Barakat was formally charged with arranging the July 2001 meeting with Atta, and with speaking in code to a militant in London about the attacks 15 days before they were carried out. The Spanish court ultimately ruled that Barakat "was aware of the sinister plans of imminent execution."

Nasar's role in the meeting is less clear, but U.S. officials believe he was connected not only to it but also to Al Qaeda efforts to promote a worldwide jihad, or holy war, and recruit young European Muslims for the cause. Both Nasar and Barakat have maintained their innocence.

But in his statement of innocence posted on an extremist website in late 2004, Nasar said that if he had been consulted, the Sept. 11 attacks would have been far more devastating. "I would have advised them to select aircraft on international flights and to have put weapons of mass destruction aboard them," he said, according to a translation by, an independent clearinghouse on terrorism-related issues.

Nasar also urged Muslims to adopt the slogan "Dirty Bombs for a Dirty Nation" and attack the United States and its citizens with any kind of nuclear materials they could get their hands on.

"This is practically equal treatment" in light of the U.S. foreign policy in the Middle East and elsewhere, he asserted.

The U.S. counter-terrorism official said Nasar was most wanted by authorities not for playing a particular role in any one plot but for his encyclopedic knowledge of Al Qaeda-affiliated militants operating in Europe and elsewhere.

"He is not a suicide bomber.
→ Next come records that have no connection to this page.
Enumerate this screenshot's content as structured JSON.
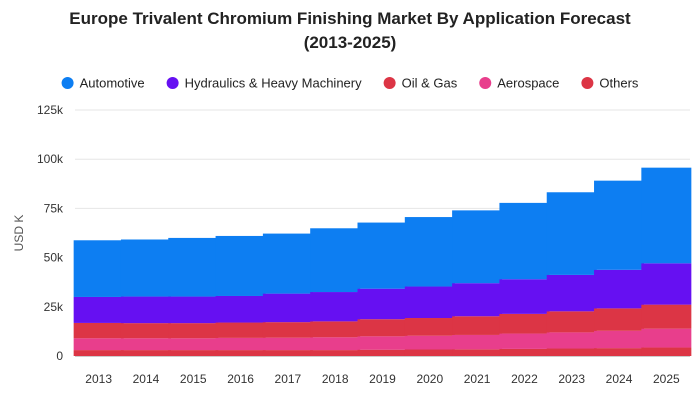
{
  "chart_data": {
    "type": "bar",
    "stacked": true,
    "title_lines": [
      "Europe Trivalent Chromium Finishing Market By Application Forecast",
      "(2013-2025)"
    ],
    "xlabel": "",
    "ylabel": "USD K",
    "ylim": [
      0,
      125000
    ],
    "yticks": [
      0,
      25000,
      50000,
      75000,
      100000,
      125000
    ],
    "ytick_labels": [
      "0",
      "25k",
      "50k",
      "75k",
      "100k",
      "125k"
    ],
    "grid": true,
    "legend_position": "top",
    "categories": [
      "2013",
      "2014",
      "2015",
      "2016",
      "2017",
      "2018",
      "2019",
      "2020",
      "2021",
      "2022",
      "2023",
      "2024",
      "2025"
    ],
    "series": [
      {
        "name": "Others",
        "color": "#dc3545",
        "values": [
          3000,
          3000,
          3000,
          3000,
          3000,
          3000,
          3200,
          3300,
          3400,
          3600,
          3800,
          4000,
          4300
        ]
      },
      {
        "name": "Aerospace",
        "color": "#e83e8c",
        "values": [
          6000,
          6000,
          6000,
          6200,
          6300,
          6500,
          6800,
          7000,
          7300,
          7800,
          8200,
          8800,
          9600
        ]
      },
      {
        "name": "Oil & Gas",
        "color": "#dc3545",
        "values": [
          7800,
          7700,
          7700,
          7800,
          7900,
          8100,
          8700,
          9000,
          9500,
          10000,
          10700,
          11400,
          12200
        ]
      },
      {
        "name": "Hydraulics & Heavy Machinery",
        "color": "#6610f2",
        "values": [
          13200,
          13500,
          13500,
          13500,
          14500,
          14900,
          15500,
          16000,
          16800,
          17600,
          18500,
          19600,
          21000
        ]
      },
      {
        "name": "Automotive",
        "color": "#0d7ef2",
        "values": [
          28800,
          29000,
          29800,
          30500,
          30500,
          32400,
          33600,
          35300,
          37000,
          38800,
          42000,
          45300,
          48600
        ]
      }
    ],
    "legend_order": [
      "Automotive",
      "Hydraulics & Heavy Machinery",
      "Oil & Gas",
      "Aerospace",
      "Others"
    ]
  }
}
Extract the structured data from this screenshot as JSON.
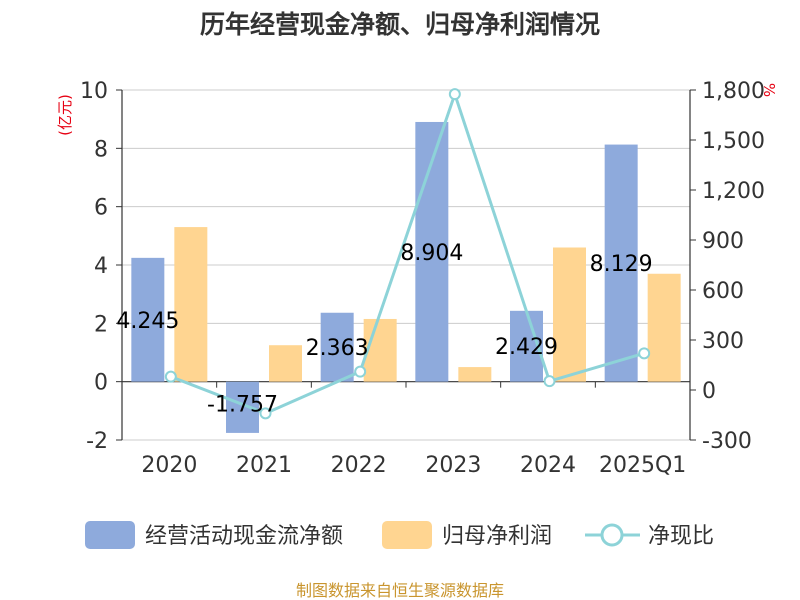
{
  "chart_data": {
    "type": "bar",
    "title": "历年经营现金净额、归母净利润情况",
    "categories": [
      "2020",
      "2021",
      "2022",
      "2023",
      "2024",
      "2025Q1"
    ],
    "left_axis": {
      "unit": "(亿元)",
      "min": -2,
      "max": 10,
      "ticks": [
        "-2",
        "0",
        "2",
        "4",
        "6",
        "8",
        "10"
      ]
    },
    "right_axis": {
      "unit": "%",
      "min": -300,
      "max": 1800,
      "ticks": [
        "-300",
        "0",
        "300",
        "600",
        "900",
        "1,200",
        "1,500",
        "1,800"
      ]
    },
    "series": [
      {
        "name": "经营活动现金流净额",
        "type": "bar",
        "axis": "left",
        "color": "#8eaadc",
        "values": [
          4.245,
          -1.757,
          2.363,
          8.904,
          2.429,
          8.129
        ],
        "labels": [
          "4.245",
          "-1.757",
          "2.363",
          "8.904",
          "2.429",
          "8.129"
        ]
      },
      {
        "name": "归母净利润",
        "type": "bar",
        "axis": "left",
        "color": "#ffd591",
        "values": [
          5.3,
          1.25,
          2.15,
          0.5,
          4.6,
          3.7
        ]
      },
      {
        "name": "净现比",
        "type": "line",
        "axis": "right",
        "color": "#8dd3d8",
        "values": [
          80,
          -140,
          110,
          1775,
          53,
          220
        ]
      }
    ],
    "grid": true,
    "legend_position": "bottom"
  },
  "source_text": "制图数据来自恒生聚源数据库"
}
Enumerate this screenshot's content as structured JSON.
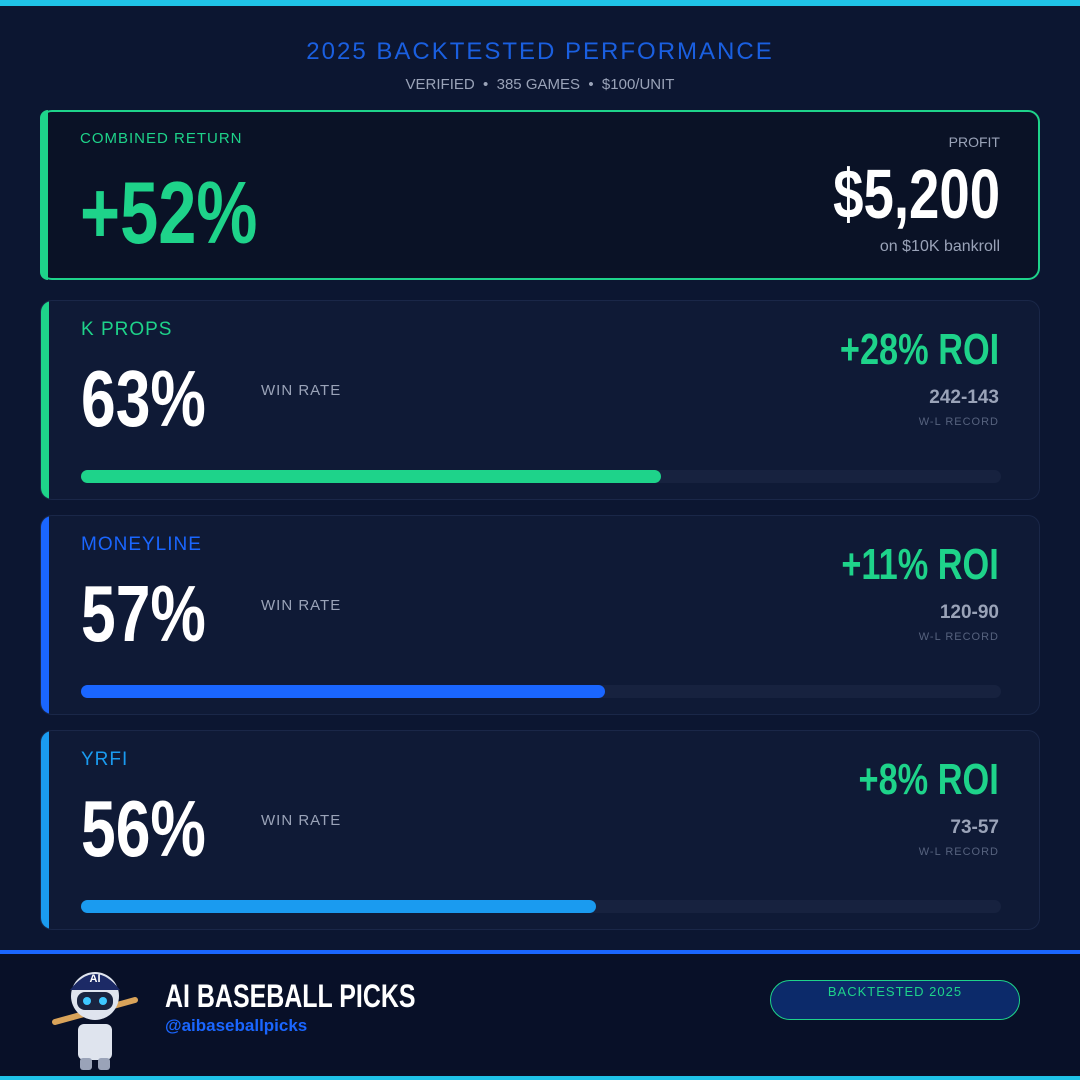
{
  "header": {
    "title": "2025 BACKTESTED PERFORMANCE",
    "subtitle": [
      "VERIFIED",
      "385 GAMES",
      "$100/UNIT"
    ]
  },
  "combined": {
    "label": "COMBINED RETURN",
    "value": "+52%",
    "profit_label": "PROFIT",
    "profit": "$5,200",
    "profit_note": "on $10K bankroll"
  },
  "progress_xlim": [
    0,
    100
  ],
  "markets": [
    {
      "name": "K PROPS",
      "win_rate": {
        "value": 63,
        "label": "63%"
      },
      "win_rate_label": "WIN RATE",
      "roi": "+28% ROI",
      "record": "242-143",
      "record_label": "W-L RECORD",
      "color": "#1ed38a"
    },
    {
      "name": "MONEYLINE",
      "win_rate": {
        "value": 57,
        "label": "57%"
      },
      "win_rate_label": "WIN RATE",
      "roi": "+11% ROI",
      "record": "120-90",
      "record_label": "W-L RECORD",
      "color": "#1a66ff"
    },
    {
      "name": "YRFI",
      "win_rate": {
        "value": 56,
        "label": "56%"
      },
      "win_rate_label": "WIN RATE",
      "roi": "+8% ROI",
      "record": "73-57",
      "record_label": "W-L RECORD",
      "color": "#1a9bf0"
    }
  ],
  "footer": {
    "brand": "AI BASEBALL PICKS",
    "handle": "@aibaseballpicks",
    "badge": "BACKTESTED 2025",
    "robot_cap": "AI"
  }
}
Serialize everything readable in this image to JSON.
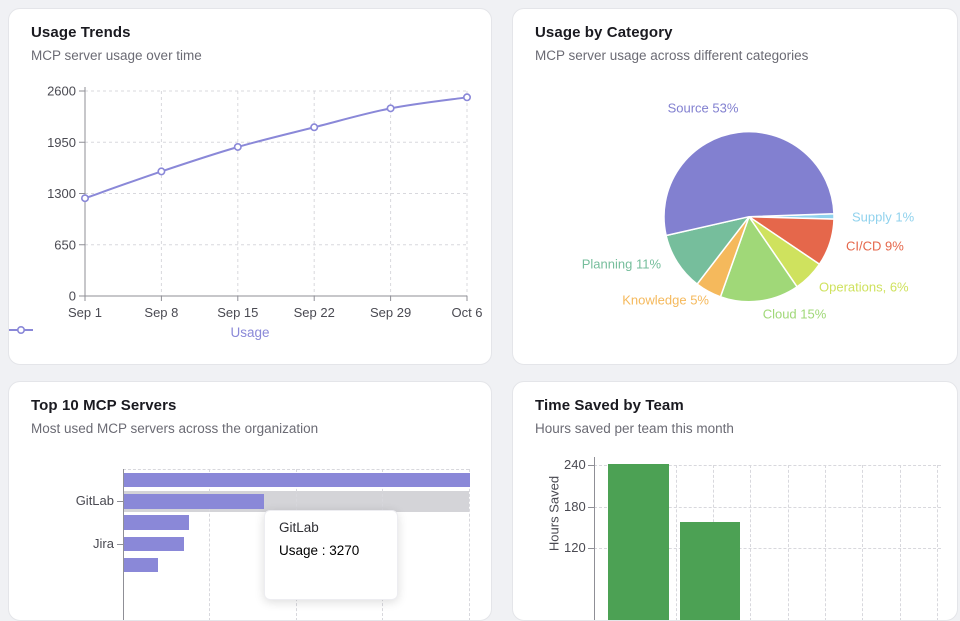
{
  "page": {
    "background": "#f0f1f4"
  },
  "cards": {
    "usage_trends": {
      "title": "Usage Trends",
      "subtitle": "MCP server usage over time"
    },
    "usage_by_category": {
      "title": "Usage by Category",
      "subtitle": "MCP server usage across different categories"
    },
    "top_servers": {
      "title": "Top 10 MCP Servers",
      "subtitle": "Most used MCP servers across the organization"
    },
    "time_saved": {
      "title": "Time Saved by Team",
      "subtitle": "Hours saved per team this month"
    }
  },
  "tooltip": {
    "title": "GitLab",
    "series": "Usage",
    "value": "3270",
    "display": "Usage : 3270",
    "value_color": "#8a88d8"
  },
  "colors": {
    "accent_purple": "#8a88d8",
    "bar_green": "#4ca154",
    "grid": "#d8d8dd",
    "axis": "#8f8f96",
    "tick_text": "#4a4a52",
    "hover_band": "#d4d4d8"
  },
  "chart_data": [
    {
      "type": "line",
      "title": "Usage Trends",
      "x": [
        "Sep 1",
        "Sep 8",
        "Sep 15",
        "Sep 22",
        "Sep 29",
        "Oct 6"
      ],
      "series": [
        {
          "name": "Usage",
          "values": [
            1240,
            1580,
            1890,
            2140,
            2380,
            2520
          ]
        }
      ],
      "yticks": [
        0,
        650,
        1300,
        1950,
        2600
      ],
      "ylim": [
        0,
        2600
      ],
      "legend": [
        "Usage"
      ],
      "legend_position": "bottom",
      "grid": true,
      "color": "#8a88d8",
      "marker": "hollow-circle"
    },
    {
      "type": "pie",
      "title": "Usage by Category",
      "slices": [
        {
          "name": "Supply",
          "pct": 1,
          "label": "Supply 1%",
          "color": "#90d2ed"
        },
        {
          "name": "CI/CD",
          "pct": 9,
          "label": "CI/CD 9%",
          "color": "#e5674b"
        },
        {
          "name": "Operations",
          "pct": 6,
          "label": "Operations, 6%",
          "color": "#cfe25e"
        },
        {
          "name": "Cloud",
          "pct": 15,
          "label": "Cloud 15%",
          "color": "#a0d878"
        },
        {
          "name": "Knowledge",
          "pct": 5,
          "label": "Knowledge 5%",
          "color": "#f5b95c"
        },
        {
          "name": "Planning",
          "pct": 11,
          "label": "Planning 11%",
          "color": "#76be9c"
        },
        {
          "name": "Source",
          "pct": 53,
          "label": "Source 53%",
          "color": "#8280d0"
        }
      ],
      "legend_position": "none"
    },
    {
      "type": "bar",
      "orientation": "horizontal",
      "title": "Top 10 MCP Servers",
      "visible_categories": [
        "",
        "GitLab",
        "",
        "Jira",
        ""
      ],
      "values": [
        8050,
        3270,
        1510,
        1400,
        790
      ],
      "bar_pct": [
        100,
        40.6,
        18.8,
        17.3,
        9.8
      ],
      "xlim": [
        0,
        8050
      ],
      "highlighted_category": "GitLab",
      "highlighted_index": 1,
      "color": "#8a88d8",
      "grid": true
    },
    {
      "type": "bar",
      "orientation": "vertical",
      "title": "Time Saved by Team",
      "ylabel": "Hours Saved",
      "yticks": [
        120,
        180,
        240
      ],
      "categories": [
        "",
        ""
      ],
      "values": [
        242,
        158
      ],
      "color": "#4ca154",
      "grid": true
    }
  ]
}
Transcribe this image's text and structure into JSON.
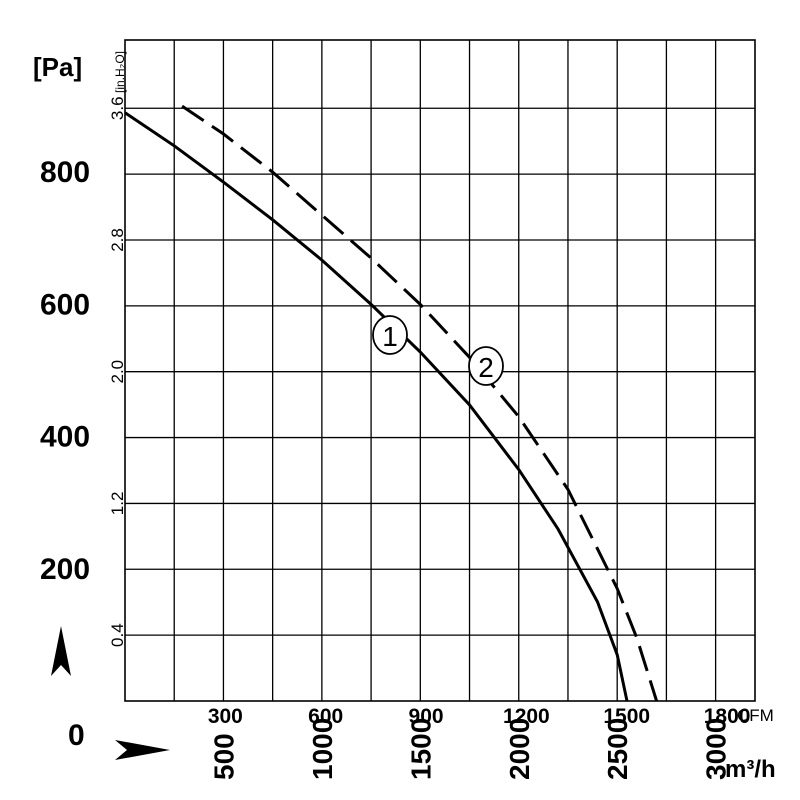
{
  "chart_data": {
    "type": "line",
    "title": "",
    "y_unit_left": "[Pa]",
    "y_unit_right": "[in.H₂O]",
    "x_unit_top": "CFM",
    "x_unit_bottom": "m³/h",
    "ylim_pa": [
      0,
      1000
    ],
    "xlim_m3h": [
      0,
      3200
    ],
    "yticks_pa": [
      "200",
      "400",
      "600",
      "800"
    ],
    "yticks_pa_values": [
      200,
      400,
      600,
      800
    ],
    "yzero_label": "0",
    "yticks_inh2o": [
      "0.4",
      "1.2",
      "2.0",
      "2.8",
      "3.6"
    ],
    "yticks_inh2o_values": [
      0.4,
      1.2,
      2.0,
      2.8,
      3.6
    ],
    "xticks_cfm": [
      "300",
      "600",
      "900",
      "1200",
      "1500",
      "1800"
    ],
    "xticks_cfm_values": [
      300,
      600,
      900,
      1200,
      1500,
      1800
    ],
    "xticks_m3h": [
      "500",
      "1000",
      "1500",
      "2000",
      "2500",
      "3000"
    ],
    "xticks_m3h_values": [
      500,
      1000,
      1500,
      2000,
      2500,
      3000
    ],
    "grid": true,
    "series": [
      {
        "name": "1",
        "style": "solid",
        "x": [
          0,
          250,
          500,
          750,
          1000,
          1250,
          1500,
          1750,
          2000,
          2200,
          2400,
          2500,
          2550
        ],
        "y": [
          890,
          840,
          785,
          728,
          667,
          600,
          528,
          448,
          350,
          260,
          150,
          70,
          0
        ]
      },
      {
        "name": "2",
        "style": "dashed",
        "x": [
          290,
          500,
          750,
          1000,
          1250,
          1500,
          1750,
          2000,
          2250,
          2500,
          2600,
          2700
        ],
        "y": [
          900,
          858,
          800,
          735,
          670,
          600,
          520,
          430,
          320,
          170,
          95,
          0
        ]
      }
    ]
  }
}
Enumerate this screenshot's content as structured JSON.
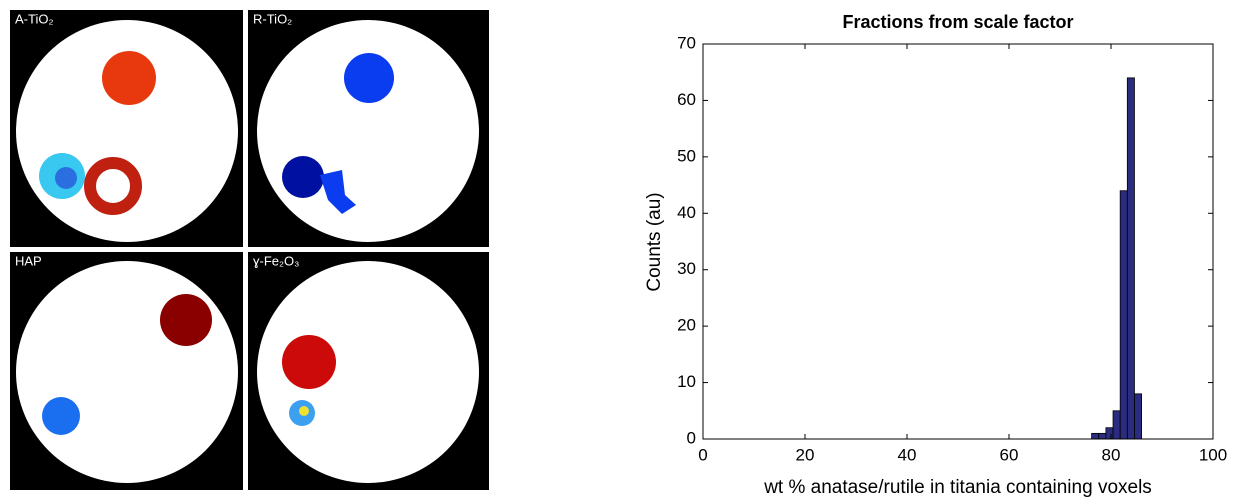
{
  "panels": [
    "A-TiO₂",
    "R-TiO₂",
    "HAP",
    "ɣ-Fe₂O₃"
  ],
  "chart_data": {
    "type": "histogram",
    "title": "Fractions from scale factor",
    "xlabel": "wt % anatase/rutile in titania containing voxels",
    "ylabel": "Counts (au)",
    "bins": [
      76.2,
      77.6,
      79,
      80.4,
      81.8,
      83.2,
      84.6,
      86
    ],
    "values": [
      1,
      1,
      2,
      5,
      44,
      64,
      8
    ],
    "color": "#2b2b80",
    "xlim": [
      0,
      100
    ],
    "xticks": [
      0,
      20,
      40,
      60,
      80,
      100
    ],
    "ylim": [
      0,
      70
    ],
    "yticks": [
      0,
      10,
      20,
      30,
      40,
      50,
      60,
      70
    ]
  }
}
He is a planner ... a mastermind who coordinates the money, the cells, the people," the official said. "He tells them where to live and where to go and what to do."

A second U.S. official cautioned that some claims about Nasar might have been inflated. But he agreed that the Syrian, who traveled widely and is married to a Spanish convert to Islam, was an important catch for Pakistani and U.S. authorities.

"Bear in mind, this guy is more of an ideologue than a real operations guy," the second official said. "You'd certainly want his Rolodex. He's got a lot of contacts."